Besser als jede Behandlung einer eingetretenen Verletzung ist die Vorbeugung. Gerade bei Kindern können viele Gefahrenherde aus ihrem Aktionsradius beseitigt werden.
Chemikalien des Haushalts werden so gelagert, dass sie Kinder nicht erreichen können. Das gilt unter anderem für Reinigungsmittel, Lacke, Lösungsmittel und für Kalk. Außerdem helfen kindersichere Verschlüsse.
Scharfe und spitze Objekte dürfen ebenfalls nicht in die Hände von kleinen Kindern gelangen. Der bekannte Spruch "Messer, Gabel, Schere, Licht dürfen kleine Kinder nicht" hat durchaus seine Berechtigung. Im Einzelfall muss abgewägt werden, ob die Benutzung unter Aufsicht zu verantworten ist. Auch Pfeile (Dart, Bogenschießen) gehören nicht oder nur unter größtmöglicher Sorgfalt in die Hände von Kindern.

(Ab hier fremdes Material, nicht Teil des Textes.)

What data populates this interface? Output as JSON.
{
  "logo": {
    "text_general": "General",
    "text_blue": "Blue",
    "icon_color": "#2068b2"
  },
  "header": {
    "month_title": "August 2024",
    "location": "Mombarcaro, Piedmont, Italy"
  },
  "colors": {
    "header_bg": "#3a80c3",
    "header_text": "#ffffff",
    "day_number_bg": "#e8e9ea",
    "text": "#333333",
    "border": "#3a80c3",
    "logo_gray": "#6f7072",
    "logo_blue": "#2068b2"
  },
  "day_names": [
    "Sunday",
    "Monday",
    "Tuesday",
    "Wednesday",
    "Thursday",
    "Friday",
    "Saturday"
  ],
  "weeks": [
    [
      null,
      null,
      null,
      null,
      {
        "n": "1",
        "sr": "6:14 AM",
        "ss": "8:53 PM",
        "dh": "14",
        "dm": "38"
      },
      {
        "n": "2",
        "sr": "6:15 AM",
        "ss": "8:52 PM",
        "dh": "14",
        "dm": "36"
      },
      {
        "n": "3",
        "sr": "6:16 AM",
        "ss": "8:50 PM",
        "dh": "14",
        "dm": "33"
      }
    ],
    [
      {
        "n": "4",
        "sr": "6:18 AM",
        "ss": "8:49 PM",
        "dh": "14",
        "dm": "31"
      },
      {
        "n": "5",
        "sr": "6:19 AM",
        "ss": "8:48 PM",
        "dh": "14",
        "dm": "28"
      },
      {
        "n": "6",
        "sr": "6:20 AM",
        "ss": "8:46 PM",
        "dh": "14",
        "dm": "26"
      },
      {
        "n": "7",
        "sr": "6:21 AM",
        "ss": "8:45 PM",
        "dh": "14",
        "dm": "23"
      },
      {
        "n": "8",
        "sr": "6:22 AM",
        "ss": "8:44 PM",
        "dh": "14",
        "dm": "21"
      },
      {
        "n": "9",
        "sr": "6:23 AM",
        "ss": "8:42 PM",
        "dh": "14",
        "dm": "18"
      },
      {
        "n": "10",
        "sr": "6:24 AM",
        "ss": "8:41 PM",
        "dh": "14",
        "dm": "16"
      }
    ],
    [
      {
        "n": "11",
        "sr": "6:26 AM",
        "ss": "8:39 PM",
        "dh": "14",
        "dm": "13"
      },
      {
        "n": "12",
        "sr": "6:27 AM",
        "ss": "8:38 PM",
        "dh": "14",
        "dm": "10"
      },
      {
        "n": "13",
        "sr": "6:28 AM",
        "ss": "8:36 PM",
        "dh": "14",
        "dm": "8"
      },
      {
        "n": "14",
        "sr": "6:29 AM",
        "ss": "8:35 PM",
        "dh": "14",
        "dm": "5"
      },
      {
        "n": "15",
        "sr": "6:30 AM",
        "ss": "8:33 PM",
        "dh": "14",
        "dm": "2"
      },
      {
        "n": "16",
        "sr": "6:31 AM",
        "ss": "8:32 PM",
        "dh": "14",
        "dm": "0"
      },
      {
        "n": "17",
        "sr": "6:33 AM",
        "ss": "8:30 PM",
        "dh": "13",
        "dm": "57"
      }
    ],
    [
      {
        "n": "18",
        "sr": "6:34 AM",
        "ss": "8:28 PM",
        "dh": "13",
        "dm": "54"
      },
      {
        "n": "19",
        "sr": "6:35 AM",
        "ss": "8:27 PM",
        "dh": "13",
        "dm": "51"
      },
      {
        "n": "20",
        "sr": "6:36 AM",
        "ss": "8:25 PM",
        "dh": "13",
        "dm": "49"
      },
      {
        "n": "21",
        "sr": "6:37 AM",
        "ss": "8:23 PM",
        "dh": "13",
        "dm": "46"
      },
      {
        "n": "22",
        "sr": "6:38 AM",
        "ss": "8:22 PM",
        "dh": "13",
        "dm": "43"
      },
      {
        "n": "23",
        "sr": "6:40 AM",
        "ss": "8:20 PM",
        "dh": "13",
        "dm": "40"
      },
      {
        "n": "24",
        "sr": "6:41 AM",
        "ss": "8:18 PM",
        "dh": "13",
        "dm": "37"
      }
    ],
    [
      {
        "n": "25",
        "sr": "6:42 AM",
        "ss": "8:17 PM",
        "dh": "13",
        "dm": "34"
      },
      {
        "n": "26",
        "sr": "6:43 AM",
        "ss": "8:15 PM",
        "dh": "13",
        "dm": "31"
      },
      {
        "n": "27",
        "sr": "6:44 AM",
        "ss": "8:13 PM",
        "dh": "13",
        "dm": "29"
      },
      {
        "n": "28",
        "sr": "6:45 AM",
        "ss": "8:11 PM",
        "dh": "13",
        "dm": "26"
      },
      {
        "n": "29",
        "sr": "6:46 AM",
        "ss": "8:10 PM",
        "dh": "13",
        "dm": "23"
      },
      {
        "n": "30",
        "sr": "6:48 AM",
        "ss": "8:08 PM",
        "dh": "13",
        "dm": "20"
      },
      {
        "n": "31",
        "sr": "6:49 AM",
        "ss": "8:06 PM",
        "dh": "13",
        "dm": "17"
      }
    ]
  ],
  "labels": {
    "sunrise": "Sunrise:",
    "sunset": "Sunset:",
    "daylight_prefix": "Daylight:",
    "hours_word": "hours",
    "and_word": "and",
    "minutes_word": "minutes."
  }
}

Für kleine Kinder ist es gefährlich, mit länglichen Objekten durch die Gegend zu laufen, weil sie darauf fallen könnten und diese ins Auge pieksen könnten. Bleistifte, Kugelschreiber oder Äste fallen unter diese Kategorie. Kleinkinder halten so etwas - wenn sie es überhaupt tragen - am besten mit dem spitzen Ende nach unten.